Fortunately we have used CSS, and all we have to do is open our CSS file which stores the layout of the site, and change the number relating to the position of the image. That will change his position throughout the whole site.

The look and layout of a site can be changed beyond recognition just by altering the CSS file. This makes CSS indispensable for large web sites.

File Size
Probably the mostly useful feature of CSS is that all of the style and layout is removed from the html, so the html page size is very much smaller. The CSS file is downloaded just once by the visitor’s browser and re-used for different pages on a web site. This reduces the bandwidth requirements for your server and also ensures a faster download for your visitors.

Search Engines
A search engine robot will normally consider the content in the start of your html code is more important than the text towards the end of the code. For a table based page the contents of the navigation bar will normally show up as the page description in search engine results. With a CSS page the navigation can be moved to the bottom of the source code, so the search engine displays your content instead of your navigation.

Accessibility
Separating style from content makes life very easy for visitors who prefer to view only the content of a web page, or to modify the content. These could be blind or partially sighted people who might use a screen reader to interpret a page.

Consistency
Layout and position of navigation can be completely consistent across a site. This was previously possible only using frames.

Disadvantages of CSS
CSS does not work consistently in different browsers. Microsoft Internet Explorer and Opera support CSS in a pretty logical way. Unfortunately their logic does not conform to current CSS standards.

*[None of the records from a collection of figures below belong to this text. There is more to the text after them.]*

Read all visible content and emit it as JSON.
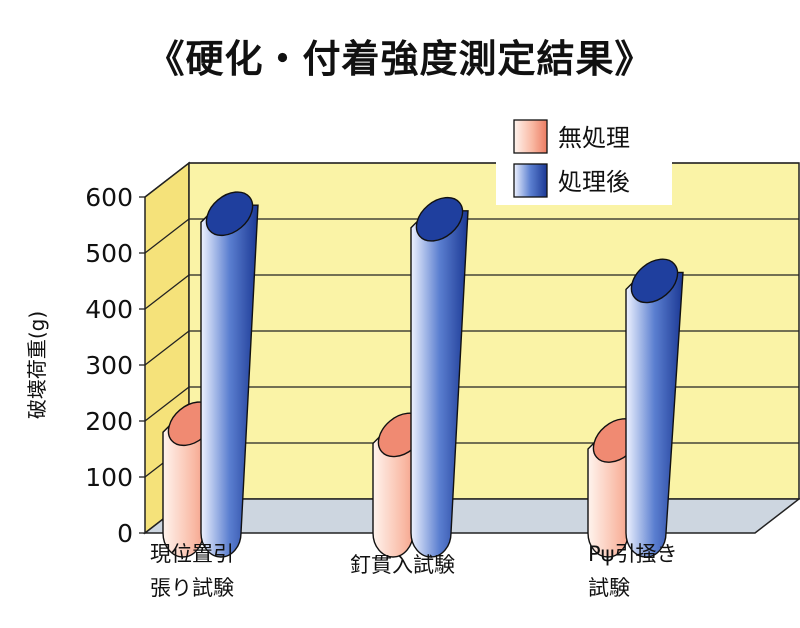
{
  "chart_data": {
    "type": "bar",
    "title": "《硬化・付着強度測定結果》",
    "ylabel": "破壊荷重(g)",
    "xlabel": "",
    "ylim": [
      0,
      600
    ],
    "yticks": [
      "0",
      "100",
      "200",
      "300",
      "400",
      "500",
      "600"
    ],
    "categories": [
      [
        "現位置引",
        "張り試験"
      ],
      [
        "釘貫入試験"
      ],
      [
        "Pψ引掻き",
        "試験"
      ]
    ],
    "series": [
      {
        "name": "無処理",
        "values": [
          180,
          160,
          150
        ]
      },
      {
        "name": "処理後",
        "values": [
          555,
          545,
          435
        ]
      }
    ],
    "legend_position": "top-right",
    "colors": {
      "series1": "#f08a72",
      "series2": "#1f3f9e",
      "back_wall": "#faf3a6",
      "side_wall": "#f5e27a",
      "floor": "#cdd6e0"
    }
  }
}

Netscape and Firefox conform more closely to the standards, so a site could look quite different on Internet Explorer from the way it looks in Firefox. This discrepancy restricts the CSS features that can be used on a site – because Firefox is becoming more and more popular the site must be designed for both Firefox and Internet Explorer.

Dreamweaver MX design view has it’s own set of limitations (although I’m told Dreamweaver 2004 is an improvement).

CSS doesn’t work at all in very early versions of Internet Explorer and Netscape. These browsers will display your page as plain html. This is not necessarily a problem – a quick look at our logs suggest that less than 0.1% of visitors are using browsers that are incompatible with CSS, and they will still be able to use our pages, just without the layout.